NIST FRVT evaluation mandatory: It is also now mandatory for bidders or any member of a joint venture to have participated in NIST FRVT evaluation program by 2016 or later. Earlier, this was only a “desirable criteria”. The FRVT (Facial Recognition Vendor Test) evaluation conducted by US’ NIST is aimed at the measurement of the performance of automated face recognition technologies applied to a wide range of law enforcement applications. Bidding companies are no longer needed to take NIST’s algorithm validation test.

  • A person from the industry said that this is still a problematic condition for small Indian companies who wish to bid as independent entities, without forming joint ventures with bigger firms. “This condition is almost as if the NCRB wants Japan’s NEC Corporation to participate in the bidding process, and then they talk of Make in India,” the person remarked.
  • There is another provision which says that a bidder or any partner in a joint venture should have at least 3 years of experience in installing similar tools, and have a database pool of 1 million facial images. This is also a difficult requirement for most Indian companies to meet, this person said.

No specific preference to hardware from ‘reputed’ companies: In the old RFP, NCRB had said that hardware manufactured by “reputed” and “well-proven” brands such as HP, Dell and IBM will be given preference, however, in the revised version, that requirement has been removed. Another industry person told us that this could possibly allow smaller companies to meet technical requirements. They also said that HP, Dell etc. make web protected servers for face recognition systems.

Joint bidding is no longer allowed: Earlier, a maximum of 2 companies were allowed to place a joint-bid. Instead, now joint venture companies have been allowed. Another industry person told us that this could lead to some kind of consolidation in the industry, where small Indian companies could possibly look to form joint ventures with bigger companies to participate in the bids.

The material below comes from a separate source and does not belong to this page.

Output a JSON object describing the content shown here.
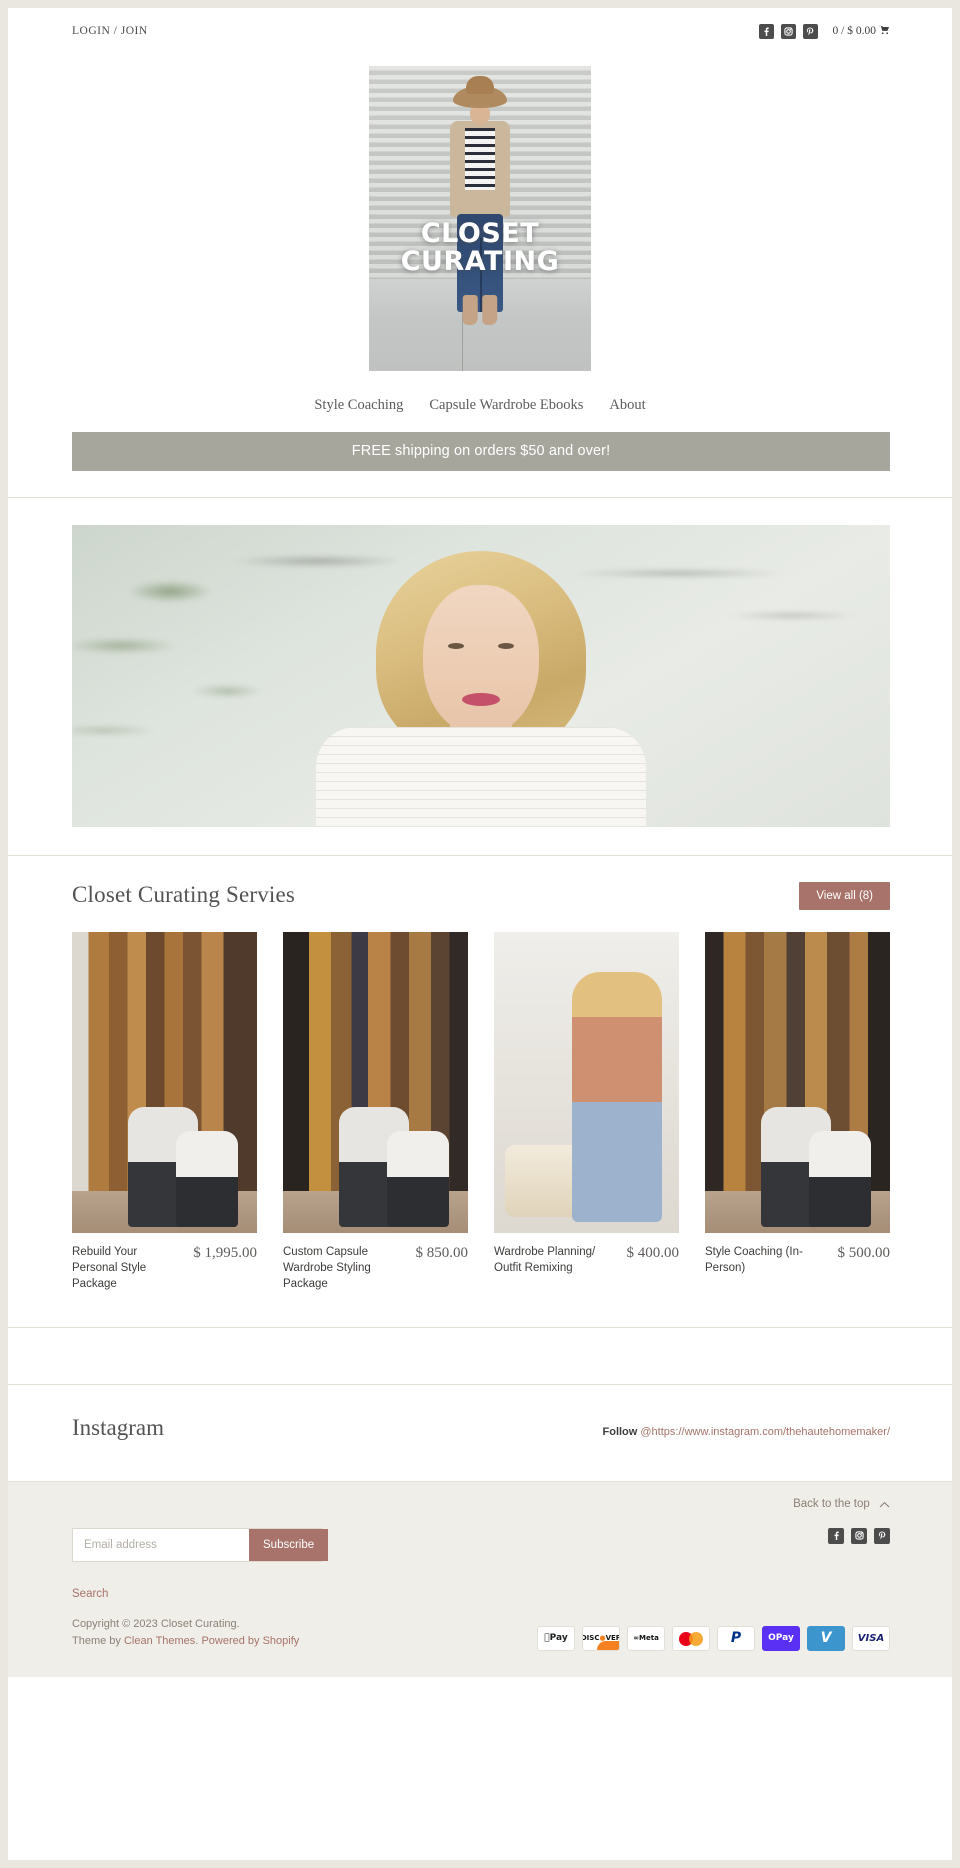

Source of testing dataset unknown: To demonstrate the technical capabilities of their systems, vendors will be given a dataset of 1 million images, however, the revised RFP doesn’t make the source of these images clear. The old RFP stated that these 1 million images would be obtained by NCRB. Vendors will also have to establish a 24×7 help desk to address issues with the software, hardware and other infrastructure. Earlier, they were required to establish a 16×6 help desk.